Acquaintance with a considerable number of colleges and universities, large and small, in this country fails to disclose any appreciable number in which the material equipment of the historical department has passed much beyond the stage of crude beginnings. With exceptions so few as almost to be counted on the fingers, the most generous provision, always excepting the general library of the institution, goes no further than the use, prevailingly in conjunction with other unrelated departments, of one or more lecture-rooms; a “seminary room,” furnished with a table and some chairs, and housing such odds and ends of books as the industry of the instructors or the intermittent generosity of friends has got together, reënforced by loans from the main library; and possibly an office frequently shared by all the members of the department, where students may come for consultation. If, as seems rarely to be the case, the department has any adequate supply of maps, they have often to be kept in some out-of-the-way place, and carried about from room to room as needed; and almost never are there tables and instruments for the drawing of maps and charts. Meagre as is such equipment, some of our leading institutions do not have even this.
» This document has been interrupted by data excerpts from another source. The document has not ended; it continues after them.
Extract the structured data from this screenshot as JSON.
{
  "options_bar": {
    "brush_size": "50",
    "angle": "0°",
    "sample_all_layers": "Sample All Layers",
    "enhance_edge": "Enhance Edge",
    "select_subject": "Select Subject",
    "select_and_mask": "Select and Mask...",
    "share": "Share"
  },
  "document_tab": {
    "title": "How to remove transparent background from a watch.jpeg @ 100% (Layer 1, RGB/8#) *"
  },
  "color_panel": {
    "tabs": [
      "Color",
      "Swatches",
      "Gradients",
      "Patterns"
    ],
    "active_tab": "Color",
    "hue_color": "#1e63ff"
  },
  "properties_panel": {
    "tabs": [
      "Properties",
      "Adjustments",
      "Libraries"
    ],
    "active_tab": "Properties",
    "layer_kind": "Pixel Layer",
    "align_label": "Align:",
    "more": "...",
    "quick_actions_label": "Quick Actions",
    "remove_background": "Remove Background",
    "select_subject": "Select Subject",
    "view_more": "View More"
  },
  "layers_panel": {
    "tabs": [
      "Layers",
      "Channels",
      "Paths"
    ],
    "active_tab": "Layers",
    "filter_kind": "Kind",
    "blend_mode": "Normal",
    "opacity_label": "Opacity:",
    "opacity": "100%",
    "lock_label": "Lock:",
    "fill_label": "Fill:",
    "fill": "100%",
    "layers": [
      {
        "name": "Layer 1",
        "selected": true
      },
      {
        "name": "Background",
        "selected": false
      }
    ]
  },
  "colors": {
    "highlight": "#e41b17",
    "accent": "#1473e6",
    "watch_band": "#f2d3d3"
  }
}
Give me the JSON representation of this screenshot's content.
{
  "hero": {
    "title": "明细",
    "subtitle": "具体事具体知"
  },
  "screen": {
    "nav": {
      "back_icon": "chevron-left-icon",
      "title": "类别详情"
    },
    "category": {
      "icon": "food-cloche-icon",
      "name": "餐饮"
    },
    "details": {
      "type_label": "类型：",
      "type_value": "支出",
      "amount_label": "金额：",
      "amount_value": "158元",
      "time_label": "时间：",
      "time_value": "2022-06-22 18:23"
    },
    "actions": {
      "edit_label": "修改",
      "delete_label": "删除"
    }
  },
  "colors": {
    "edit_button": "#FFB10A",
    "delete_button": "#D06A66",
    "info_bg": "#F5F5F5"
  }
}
If it be true, as it seems to be, that student interest, particularly among men, in literature, history, and philosophy, has declined markedly in recent years, may not something of the cause be found, not in the inherently greater attractiveness of mixing chemicals or dissecting cats and birds, but in the utter poverty and bareness of the quarters in which students of the humanities are commonly asked to do their work? If professors of history have fallen too much into the habit of lecturing, instead of teaching, may it not be due in part to the failure of the university to give even the ablest of them facilities for doing anything else?